In this study, a robust and effective preconditioner for the fast method of moments-based hierarchal electric field integral equation solver is proposed using symmetric near-field Schur's complement method. In this preconditioner, near-field blocks are scaled to a diagonal block matrix and these near-field blocks are replaced with the scaled diagonal block matrix which reduces the near-field storage memory and the overall matrix–vector product time. Scaled diagonal block matrix is further used as a preconditioner and due to the block diagonal form of the final preconditioner, no additional fill-ins are introduced in its inverse.
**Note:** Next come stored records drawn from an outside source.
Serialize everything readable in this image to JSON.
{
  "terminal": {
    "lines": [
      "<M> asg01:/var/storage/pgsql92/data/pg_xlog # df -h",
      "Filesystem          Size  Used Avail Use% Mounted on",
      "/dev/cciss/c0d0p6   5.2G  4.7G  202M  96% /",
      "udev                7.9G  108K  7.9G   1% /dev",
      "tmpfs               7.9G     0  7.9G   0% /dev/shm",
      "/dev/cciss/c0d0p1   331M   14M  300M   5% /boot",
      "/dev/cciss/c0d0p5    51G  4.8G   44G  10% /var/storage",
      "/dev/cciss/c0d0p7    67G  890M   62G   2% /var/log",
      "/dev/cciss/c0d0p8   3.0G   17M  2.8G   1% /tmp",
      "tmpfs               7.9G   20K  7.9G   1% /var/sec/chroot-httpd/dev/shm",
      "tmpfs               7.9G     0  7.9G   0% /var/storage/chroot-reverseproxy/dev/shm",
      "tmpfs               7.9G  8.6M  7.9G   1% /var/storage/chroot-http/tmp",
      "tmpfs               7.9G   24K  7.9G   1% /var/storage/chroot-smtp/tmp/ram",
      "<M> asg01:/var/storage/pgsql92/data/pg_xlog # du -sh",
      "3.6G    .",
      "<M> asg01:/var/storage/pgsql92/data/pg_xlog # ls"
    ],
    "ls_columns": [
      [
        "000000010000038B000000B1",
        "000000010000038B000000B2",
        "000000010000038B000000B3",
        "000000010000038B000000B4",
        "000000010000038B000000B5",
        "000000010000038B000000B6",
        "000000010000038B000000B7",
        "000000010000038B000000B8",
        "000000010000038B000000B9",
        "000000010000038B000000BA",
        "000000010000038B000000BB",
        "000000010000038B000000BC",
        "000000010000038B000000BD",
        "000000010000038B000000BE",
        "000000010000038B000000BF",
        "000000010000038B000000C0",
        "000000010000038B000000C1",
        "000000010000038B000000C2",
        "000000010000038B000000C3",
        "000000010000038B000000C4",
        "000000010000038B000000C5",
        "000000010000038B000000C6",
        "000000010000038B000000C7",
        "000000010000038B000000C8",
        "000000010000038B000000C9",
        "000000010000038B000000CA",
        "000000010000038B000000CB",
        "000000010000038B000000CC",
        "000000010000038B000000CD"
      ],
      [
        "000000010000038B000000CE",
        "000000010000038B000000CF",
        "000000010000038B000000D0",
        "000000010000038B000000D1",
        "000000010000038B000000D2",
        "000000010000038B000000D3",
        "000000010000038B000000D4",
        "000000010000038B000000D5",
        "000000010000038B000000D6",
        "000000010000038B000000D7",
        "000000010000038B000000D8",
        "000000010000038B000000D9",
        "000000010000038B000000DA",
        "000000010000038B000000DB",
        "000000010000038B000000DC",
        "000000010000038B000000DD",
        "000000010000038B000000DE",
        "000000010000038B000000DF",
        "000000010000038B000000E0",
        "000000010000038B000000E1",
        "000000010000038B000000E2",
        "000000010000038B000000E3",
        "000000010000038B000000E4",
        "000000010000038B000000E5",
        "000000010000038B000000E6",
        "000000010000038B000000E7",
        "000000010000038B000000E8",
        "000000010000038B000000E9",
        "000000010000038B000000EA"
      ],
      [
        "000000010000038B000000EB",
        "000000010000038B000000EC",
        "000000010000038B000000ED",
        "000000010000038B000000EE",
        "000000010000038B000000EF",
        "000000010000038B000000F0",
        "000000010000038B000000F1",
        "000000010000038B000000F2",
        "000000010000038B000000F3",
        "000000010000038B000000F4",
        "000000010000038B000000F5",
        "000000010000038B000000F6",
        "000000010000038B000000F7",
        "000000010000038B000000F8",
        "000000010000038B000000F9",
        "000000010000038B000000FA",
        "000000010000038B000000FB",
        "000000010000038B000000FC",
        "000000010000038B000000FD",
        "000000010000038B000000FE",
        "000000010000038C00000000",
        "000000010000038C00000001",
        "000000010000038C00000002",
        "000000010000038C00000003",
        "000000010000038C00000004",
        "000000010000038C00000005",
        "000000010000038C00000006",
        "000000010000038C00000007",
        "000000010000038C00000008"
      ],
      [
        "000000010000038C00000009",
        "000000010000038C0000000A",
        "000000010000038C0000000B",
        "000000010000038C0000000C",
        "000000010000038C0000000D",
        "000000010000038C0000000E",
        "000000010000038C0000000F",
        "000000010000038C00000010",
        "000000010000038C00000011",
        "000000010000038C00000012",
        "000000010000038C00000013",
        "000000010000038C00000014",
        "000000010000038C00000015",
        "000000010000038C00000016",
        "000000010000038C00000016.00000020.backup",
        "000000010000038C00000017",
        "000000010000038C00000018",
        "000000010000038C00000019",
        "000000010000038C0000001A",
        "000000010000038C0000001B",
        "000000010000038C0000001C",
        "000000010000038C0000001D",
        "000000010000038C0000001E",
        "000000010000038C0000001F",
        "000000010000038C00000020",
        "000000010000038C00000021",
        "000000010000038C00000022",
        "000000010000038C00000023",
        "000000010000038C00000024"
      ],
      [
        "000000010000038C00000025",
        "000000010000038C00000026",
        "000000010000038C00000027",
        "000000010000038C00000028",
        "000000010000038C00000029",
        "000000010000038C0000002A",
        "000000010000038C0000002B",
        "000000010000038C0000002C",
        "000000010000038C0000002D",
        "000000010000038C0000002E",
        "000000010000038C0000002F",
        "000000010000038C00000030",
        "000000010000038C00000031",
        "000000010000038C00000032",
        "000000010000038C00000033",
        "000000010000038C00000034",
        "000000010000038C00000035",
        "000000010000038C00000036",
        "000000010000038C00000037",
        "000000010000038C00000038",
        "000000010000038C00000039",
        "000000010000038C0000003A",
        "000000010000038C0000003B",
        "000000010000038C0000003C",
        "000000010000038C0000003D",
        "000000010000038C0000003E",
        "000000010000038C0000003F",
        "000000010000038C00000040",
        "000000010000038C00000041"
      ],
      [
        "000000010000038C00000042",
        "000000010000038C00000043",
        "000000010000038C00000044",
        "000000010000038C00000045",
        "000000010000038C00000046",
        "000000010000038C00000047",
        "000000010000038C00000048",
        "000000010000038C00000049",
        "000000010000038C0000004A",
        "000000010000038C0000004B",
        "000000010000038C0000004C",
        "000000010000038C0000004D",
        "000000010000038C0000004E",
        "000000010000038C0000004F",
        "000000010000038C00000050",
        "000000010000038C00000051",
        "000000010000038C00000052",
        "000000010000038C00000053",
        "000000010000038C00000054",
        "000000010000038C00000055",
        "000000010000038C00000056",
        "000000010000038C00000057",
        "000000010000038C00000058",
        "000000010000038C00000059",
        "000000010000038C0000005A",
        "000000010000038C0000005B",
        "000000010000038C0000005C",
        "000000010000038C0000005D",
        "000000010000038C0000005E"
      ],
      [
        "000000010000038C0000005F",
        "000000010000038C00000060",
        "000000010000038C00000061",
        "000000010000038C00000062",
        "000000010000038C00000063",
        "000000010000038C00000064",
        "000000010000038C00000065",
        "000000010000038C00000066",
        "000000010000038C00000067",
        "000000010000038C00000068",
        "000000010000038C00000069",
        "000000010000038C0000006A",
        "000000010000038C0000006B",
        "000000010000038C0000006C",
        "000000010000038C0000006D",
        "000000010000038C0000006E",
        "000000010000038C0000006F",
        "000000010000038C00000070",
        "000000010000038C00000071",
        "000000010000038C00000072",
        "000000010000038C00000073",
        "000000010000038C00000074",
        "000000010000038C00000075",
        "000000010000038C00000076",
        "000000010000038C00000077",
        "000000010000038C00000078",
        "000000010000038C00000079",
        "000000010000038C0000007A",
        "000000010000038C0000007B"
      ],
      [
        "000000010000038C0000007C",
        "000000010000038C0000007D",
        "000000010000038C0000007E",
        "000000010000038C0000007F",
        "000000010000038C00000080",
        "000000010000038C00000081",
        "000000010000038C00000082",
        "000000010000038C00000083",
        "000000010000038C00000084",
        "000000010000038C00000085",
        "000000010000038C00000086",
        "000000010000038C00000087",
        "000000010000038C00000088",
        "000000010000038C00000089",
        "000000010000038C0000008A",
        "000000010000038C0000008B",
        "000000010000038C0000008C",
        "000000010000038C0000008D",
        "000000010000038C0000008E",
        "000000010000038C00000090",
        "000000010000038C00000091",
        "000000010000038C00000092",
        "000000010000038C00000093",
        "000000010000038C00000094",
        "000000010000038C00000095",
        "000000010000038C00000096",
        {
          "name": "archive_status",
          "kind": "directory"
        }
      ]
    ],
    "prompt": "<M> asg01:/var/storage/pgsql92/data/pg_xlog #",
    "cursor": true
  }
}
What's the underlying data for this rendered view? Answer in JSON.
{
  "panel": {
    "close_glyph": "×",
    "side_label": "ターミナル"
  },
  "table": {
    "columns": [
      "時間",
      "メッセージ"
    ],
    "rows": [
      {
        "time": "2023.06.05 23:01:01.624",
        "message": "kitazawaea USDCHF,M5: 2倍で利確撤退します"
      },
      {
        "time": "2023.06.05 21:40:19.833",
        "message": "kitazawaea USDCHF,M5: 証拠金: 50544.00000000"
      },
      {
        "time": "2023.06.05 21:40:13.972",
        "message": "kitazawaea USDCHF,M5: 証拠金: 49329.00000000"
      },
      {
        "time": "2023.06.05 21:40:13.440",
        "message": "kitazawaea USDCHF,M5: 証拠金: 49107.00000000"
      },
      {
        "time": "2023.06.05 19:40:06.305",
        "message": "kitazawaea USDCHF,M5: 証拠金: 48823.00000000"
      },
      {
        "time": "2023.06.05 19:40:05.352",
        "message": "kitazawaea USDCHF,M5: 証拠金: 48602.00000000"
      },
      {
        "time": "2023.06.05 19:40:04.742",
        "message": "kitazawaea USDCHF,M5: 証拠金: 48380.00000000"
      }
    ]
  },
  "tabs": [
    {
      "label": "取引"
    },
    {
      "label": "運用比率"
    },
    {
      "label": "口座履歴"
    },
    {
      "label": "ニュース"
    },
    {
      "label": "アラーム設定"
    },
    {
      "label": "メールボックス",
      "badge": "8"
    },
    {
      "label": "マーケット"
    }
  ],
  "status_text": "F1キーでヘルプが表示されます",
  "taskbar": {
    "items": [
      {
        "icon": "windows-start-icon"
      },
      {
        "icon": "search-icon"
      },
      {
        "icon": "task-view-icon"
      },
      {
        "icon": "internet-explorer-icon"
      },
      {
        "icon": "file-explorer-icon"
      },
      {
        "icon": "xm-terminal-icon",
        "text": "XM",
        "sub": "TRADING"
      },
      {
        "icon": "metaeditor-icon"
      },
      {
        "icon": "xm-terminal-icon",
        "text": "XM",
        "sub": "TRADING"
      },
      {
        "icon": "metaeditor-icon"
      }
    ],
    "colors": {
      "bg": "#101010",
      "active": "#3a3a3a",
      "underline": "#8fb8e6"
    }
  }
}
The symmetric property of the near-field blocks is exploited to reduce the preconditioner setup time. Near linear complexity of preconditioner set up and solve times is achieved by near-field block ordering, using graph bandwidth reduction algorithms and compressing the fill-in blocks in preconditioner computation. Preconditioner set up time is reduced to half by using the symmetric property and near-field block ordering. It has been shown using a complexity analysis that the cost of preconditioner construction in terms of computation and memory is linear. Numerical experiments demonstrate an average of 1.5–2.3× speed-up in the iterative solution time over null-field-based preconditioners.